Tu verras qu’au travers de ma carrière artistique, il y a eu plusieurs étapes qui m’ont conduit là où je me tiens aujourd’hui. Souvent ces étapes sont liées à ma vie privée. Quand je revois ces événements, je constate l’évolution de mon style dans les années qui suivent. Par exemple, lorsque j’ai quitté ma carrière de footballeur en 2008, je suis passé par une phase difficile dans ma vie. C’est pendant cette période que j’ai découvert et commencé à travailler avec les croquis colorés. Une autre étape a été la naissance de mon fils aîné en 2014. J’ai commencé à essayer de nouvelles choses, travailler avec des craquelures ou des coulures afin de donner plus de profondeur à mon travail. La créativité et le développement en tant qu’individu sont définitivement interconnectés.
Malgré les renouvellements constants, on ressent toujours l’importance primordiale du lettrage sur lequel insiste Phase 2 dans son manifeste de Style Writing from the Underground. Tu as co-fondé le collectif Loveletters avec Nash, Chas et Tumki. Quels sont les artistes qui t’ont influencé à tes débuts ? Quelle est ta dernière découverte ?
Pendant ma carrière footballistique, j’ai appris à travailler en équipe, s’inspirer et s’entraider les uns, les autres. Ça a été naturel de m’entourer d’une équipe d’artistes. C’est pourquoi j’ai cofondé le Loveletters-crew.

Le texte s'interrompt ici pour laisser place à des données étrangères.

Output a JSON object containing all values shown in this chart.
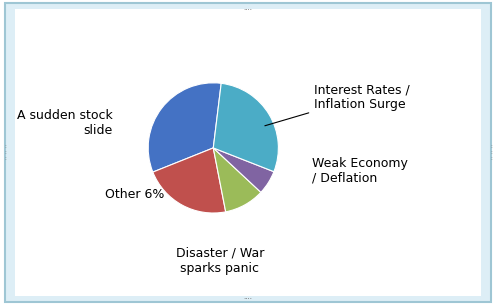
{
  "labels": [
    "Interest Rates /\nInflation Surge",
    "Weak Economy\n/ Deflation",
    "Disaster / War\nsparks panic",
    "Other 6%",
    "A sudden stock\nslide"
  ],
  "values": [
    33,
    22,
    10,
    6,
    29
  ],
  "colors": [
    "#4472C4",
    "#C0504D",
    "#9BBB59",
    "#8064A2",
    "#4BACC6"
  ],
  "background_color": "#DDEEF6",
  "border_color": "#9EC6D4",
  "inner_bg": "#FFFFFF",
  "label_color": "#000000",
  "label_fontsize": 9,
  "startangle": 83,
  "fig_bg": "#FFFFFF"
}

Une fois sorti de ma carrière sportive en 2008, j’ai senti qu’il fallait que je me développe en tant qu’individu, tant sur le plan personnel, qu’artistique. Ma femme et moi avions décidé d’aller vivre en Australie quelques temps. Une autre étape a été ma première exposition personnelle « I love Letters » à Sydney en 2011. J’avais peint plusieurs œuvres pendant notre séjour en Australie et je m’étais fait livré des travaux plus anciens depuis les Pays-Bas. J’étais assez nerveux, mais l’exposition s’est avérée être un franc succès, j’avais presque tout vendu dès le premier soir. Ce moment a été une révélation, une confirmation de mes capacités et de la possibilité de vivre en tant qu’artiste.
Aujourd’hui, je suis inspiré par les personnes qui repoussent les frontières. Je ne peux pas mentionner quelqu’un en particulier, ce peut être quelqu’un que je rencontre ou quelque chose que je découvre dans un magazine ou sur les réseaux sociaux.
Ton travail a été récemment exposé à la ABV Gallery d’Atlanta (USA). Quels sont tes projets pour 2021 ?
Cette année est encore incertaine en raison de la pandémie. Je vais continuer à repousser mes propres limites artistiques, me familiariser avec de nouveaux matériaux et perfectionner mes collages. Une exposition à Paris au sein de l’hôtel Molitor devrait avoir lieu, sitôt que les restrictions liées à la COVID-19 l’autoriseront. Nous travaillons dessus depuis un certain temps et je suis particulièrement enthousiaste parce que j’ai déjà une histoire avec Molitor. Dans les coulisses il y a également beaucoup de projets qui se trament, comme des collaborations : un dîner artistique avec DOES, du design d’intérieur et d’équipements sportifs. Je suis sûr que cette année promet d’être excitante.